- Education: University of Geneva (Ph.D.)
- Known for: Robust statistics; Generalized method of wavelet moments;
- Awards: Latsis Foundation International Prize; SNSF professorships;
- Scientific career
- Fields: Statistics
- Institutions: University of Geneva; London School of Economics; University of Bologna;
- Thesis: Robust Methods for Personal Income Distribution Models (1995)
- Website: https://www.unibo.it/sitoweb/maria.victoriafeser/en

= Maria-Pia Victoria-Feser =

Swiss statistician (born 1965)

Maria-Pia Victoria-Feser (born 24 September 1965) is a Swiss statistician who develops methods for statistical inference with applications to research fields ranging from social, economics (econometrics) to experimental sciences (biostatistics). She has been a professor in the Geneva School of Economics and Management until 2023, part of the University of Geneva, and was the founding dean of the school. She is now a professor in the Department of Statistics, part of the University of Bologna.

==Education and career==
Victoria-Feser earned a master's degree in econometrics from the University of Geneva in 1989. In 1993, she completed her Ph.D. at the University of Geneva, in econometrics and statistics. She received in 1995 the Latsis Foundation International Prize for her dissertation, Robust Methods for Personal Income Distribution Models (supervised by Elvezio Ronchetti).

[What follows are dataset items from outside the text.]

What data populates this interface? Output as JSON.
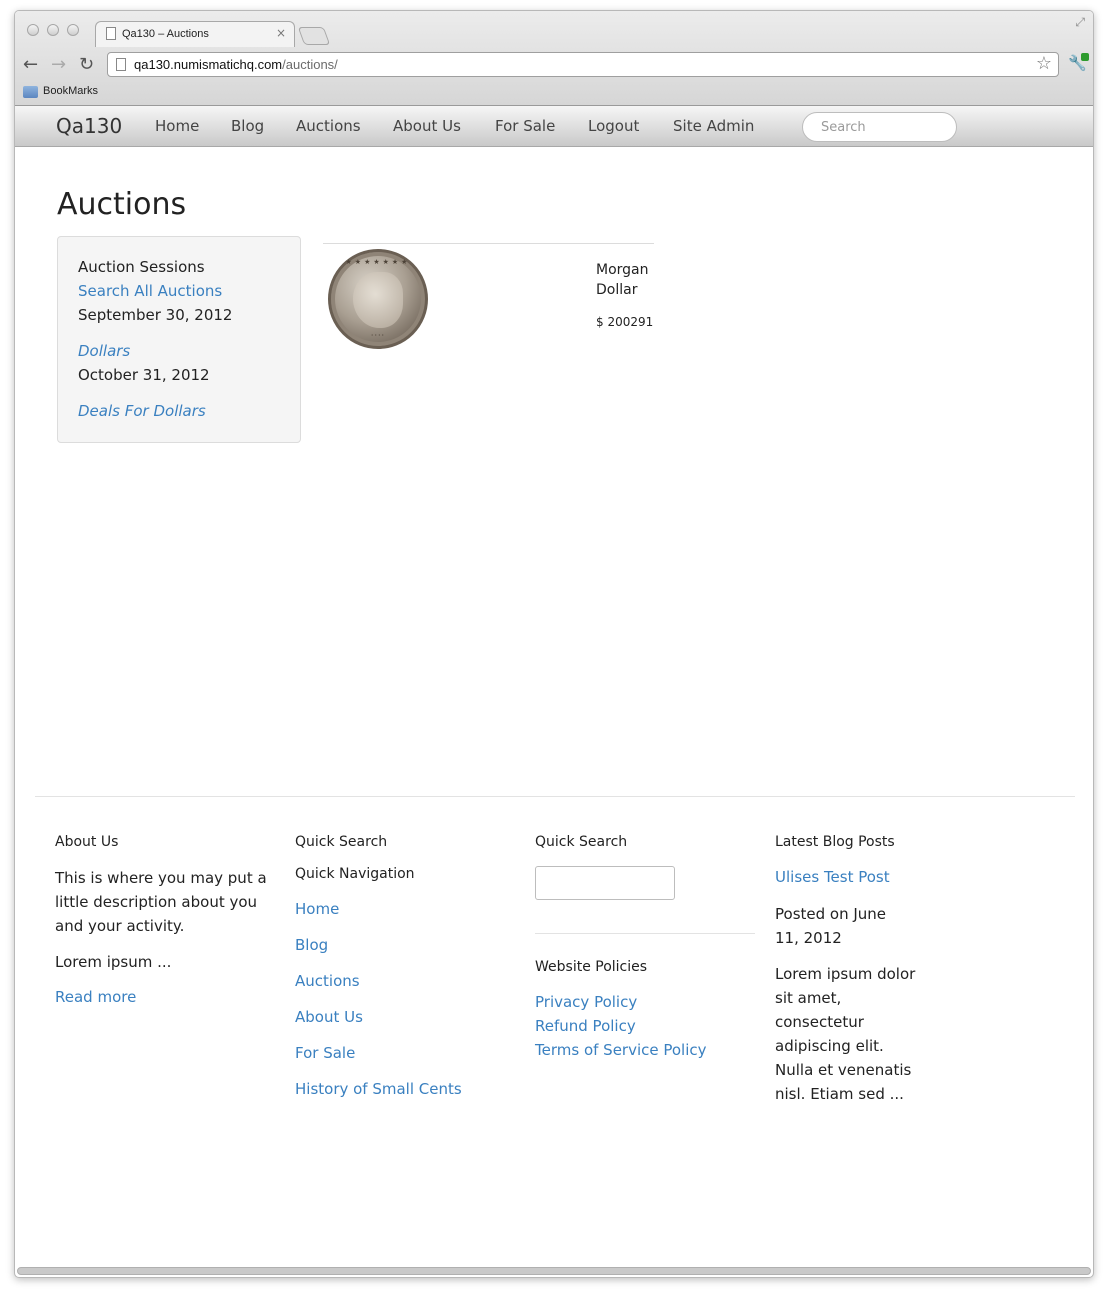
{
  "browser": {
    "tab_title": "Qa130 – Auctions",
    "tab_close": "×",
    "url_host": "qa130.numismatichq.com",
    "url_path": "/auctions/",
    "bookmarks_label": "BookMarks",
    "icons": {
      "back": "back-arrow-icon",
      "forward": "forward-arrow-icon",
      "reload": "reload-icon",
      "star": "bookmark-star-icon",
      "wrench": "wrench-icon",
      "folder": "folder-icon"
    }
  },
  "navbar": {
    "brand": "Qa130",
    "items": [
      "Home",
      "Blog",
      "Auctions",
      "About Us",
      "For Sale",
      "Logout",
      "Site Admin"
    ],
    "search_placeholder": "Search"
  },
  "main": {
    "title": "Auctions",
    "sidebar": {
      "heading": "Auction Sessions",
      "search_all": "Search All Auctions",
      "sessions": [
        {
          "date": "September 30, 2012",
          "name": "Dollars"
        },
        {
          "date": "October 31, 2012",
          "name": "Deals For Dollars"
        }
      ]
    },
    "items": [
      {
        "name": "Morgan Dollar",
        "price": "$ 200291"
      }
    ]
  },
  "footer": {
    "about": {
      "heading": "About Us",
      "description": "This is where you may put a little description about you and your activity.",
      "lorem": "Lorem ipsum ...",
      "read_more": "Read more"
    },
    "nav": {
      "heading": "Quick Search",
      "subheading": "Quick Navigation",
      "links": [
        "Home",
        "Blog",
        "Auctions",
        "About Us",
        "For Sale",
        "History of Small Cents"
      ]
    },
    "search": {
      "heading": "Quick Search",
      "policies_heading": "Website Policies",
      "policies": [
        "Privacy Policy",
        "Refund Policy",
        "Terms of Service Policy"
      ]
    },
    "blog": {
      "heading": "Latest Blog Posts",
      "post_title": "Ulises Test Post",
      "posted": "Posted on June 11, 2012",
      "excerpt": "Lorem ipsum dolor sit amet, consectetur adipiscing elit. Nulla et venenatis nisl. Etiam sed ..."
    }
  },
  "colors": {
    "link": "#3a80c0",
    "text": "#222222"
  }
}
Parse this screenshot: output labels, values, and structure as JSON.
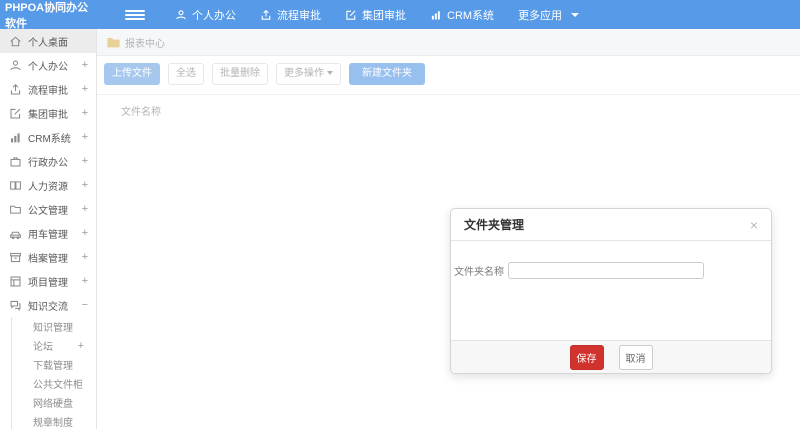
{
  "colors": {
    "navbar_bg": "#569ae8",
    "light_primary_button_bg": "#a6c8ef",
    "new_folder_button_bg": "#97c0ef",
    "save_button_bg": "#d2322d",
    "folder_icon": "#e9d096",
    "active_sidebar_bg": "#ececec"
  },
  "topnav": {
    "logo": "PHPOA协同办公软件",
    "items": [
      {
        "label": "个人办公"
      },
      {
        "label": "流程审批"
      },
      {
        "label": "集团审批"
      },
      {
        "label": "CRM系统"
      },
      {
        "label": "更多应用"
      }
    ]
  },
  "sidebar": {
    "items": [
      {
        "label": "个人桌面",
        "expander": ""
      },
      {
        "label": "个人办公",
        "expander": "+"
      },
      {
        "label": "流程审批",
        "expander": "+"
      },
      {
        "label": "集团审批",
        "expander": "+"
      },
      {
        "label": "CRM系统",
        "expander": "+"
      },
      {
        "label": "行政办公",
        "expander": "+"
      },
      {
        "label": "人力资源",
        "expander": "+"
      },
      {
        "label": "公文管理",
        "expander": "+"
      },
      {
        "label": "用车管理",
        "expander": "+"
      },
      {
        "label": "档案管理",
        "expander": "+"
      },
      {
        "label": "项目管理",
        "expander": "+"
      },
      {
        "label": "知识交流",
        "expander": "−"
      }
    ],
    "subitems": [
      {
        "label": "知识管理",
        "expander": ""
      },
      {
        "label": "论坛",
        "expander": "+"
      },
      {
        "label": "下载管理",
        "expander": ""
      },
      {
        "label": "公共文件柜",
        "expander": ""
      },
      {
        "label": "网络硬盘",
        "expander": ""
      },
      {
        "label": "规章制度",
        "expander": ""
      }
    ]
  },
  "content": {
    "breadcrumb": "报表中心",
    "toolbar": {
      "upload": "上传文件",
      "select_all": "全选",
      "batch_delete": "批量删除",
      "more_actions": "更多操作",
      "new_folder": "新建文件夹"
    },
    "table": {
      "header": "文件名称"
    }
  },
  "modal": {
    "title": "文件夹管理",
    "close": "×",
    "field_label": "文件夹名称",
    "input_value": "",
    "save": "保存",
    "cancel": "取消"
  }
}
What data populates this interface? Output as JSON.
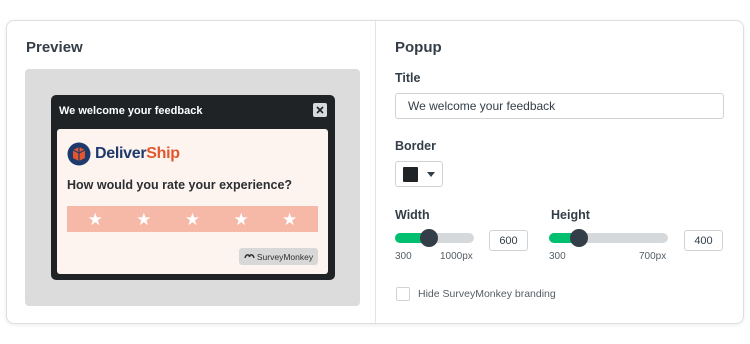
{
  "preview": {
    "title": "Preview",
    "popup": {
      "header": "We welcome your feedback",
      "brand_part1": "Deliver",
      "brand_part2": "Ship",
      "question": "How would you rate your experience?",
      "stars": 5,
      "badge": "SurveyMonkey"
    }
  },
  "popup_settings": {
    "title": "Popup",
    "title_label": "Title",
    "title_value": "We welcome your feedback",
    "border_label": "Border",
    "border_color": "#1f2326",
    "width": {
      "label": "Width",
      "value": "600",
      "min_label": "300",
      "max_label": "1000px",
      "min": 300,
      "max": 1000,
      "current": 600
    },
    "height": {
      "label": "Height",
      "value": "400",
      "min_label": "300",
      "max_label": "700px",
      "min": 300,
      "max": 700,
      "current": 400
    },
    "branding_label": "Hide SurveyMonkey branding",
    "branding_checked": false
  },
  "colors": {
    "accent": "#00bf6f",
    "brand_navy": "#1e3a6d",
    "brand_orange": "#e4572e",
    "star_bar": "#f6b9a8"
  }
}
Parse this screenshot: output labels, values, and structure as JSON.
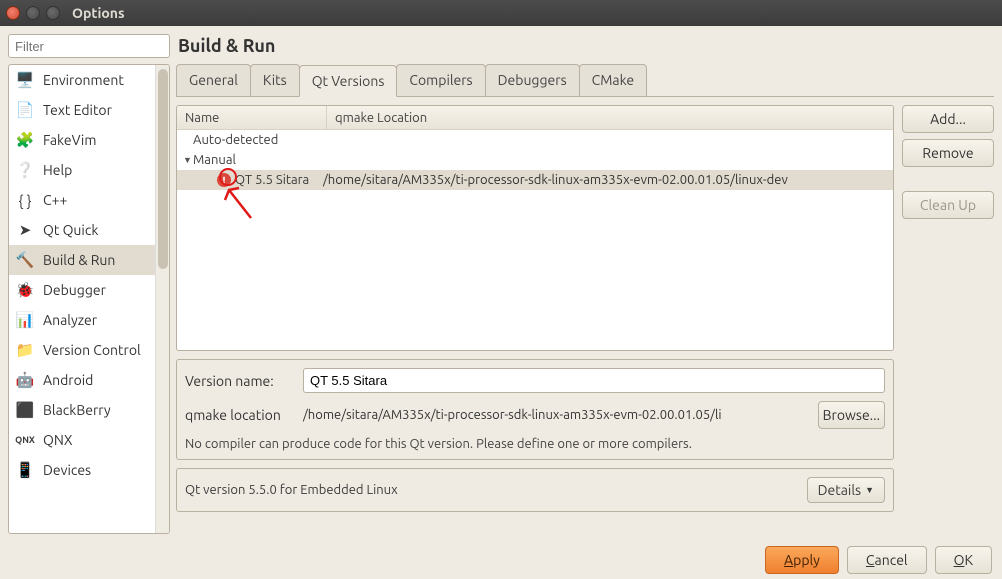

After working for three years as a lecturer at the London School of Economics (department of statistics), she returned to the University of Geneva in 1997, in the faculty of psychology and educational sciences. She was awarded, in 2000, the professorial fellowships from the Swiss National Science Foundation, became a full professor in the Department of Hautes Études Commerciales (HEC Genève) in 2001, and dropped her affiliation with psychology and educational sciences in 2005. In 2013, the department merged with the Department of Economics to become the Geneva School of Economics and Management, and she was its founding dean from 2013 to 2017. After working part time for many years she received a permanent full time position in 2018. In November 2023, she was nominated full professor in the Department of Statistics at the University of Bologna.

Within the University of Geneva, Victoria-Feser has led the creation of institutes and programs for research and teaching in statistical sciences. In particular, she founded the Research Centre for Statistics (2011), the masters program in statistics (2006), the Ph.D. program in statistics (2009) and the masters program in business analytics (2017) with a public-private partnership with the multinational companies association established in the Geneva region.

==Research activities==
Victoria-Feser develops statistical methods that concern, in particular, robust statistics, model selection, prediction, resampling (statistics) methods, time series, generalized linear model and generalized latent variable model. She has published scientific articles in internationally recognized reviews such as the Journal of the American Statistical Association, the Journal of the Royal Statistical Society (statistical methodology), Econometrica, the Annals of Applied Statistics and the Journal of Business & Economic Statistics. Part of her research activities have been financed by public founding bodies such as the Swiss National Science Foundation or the Economic and Social Research Council in the UK.

==Book==
With Stephane Heritier, Eva Cantoni and Samuel Copt, Victoria-Feser is an author of the book Robust Methods in Biostatistics (Wiley, 2009).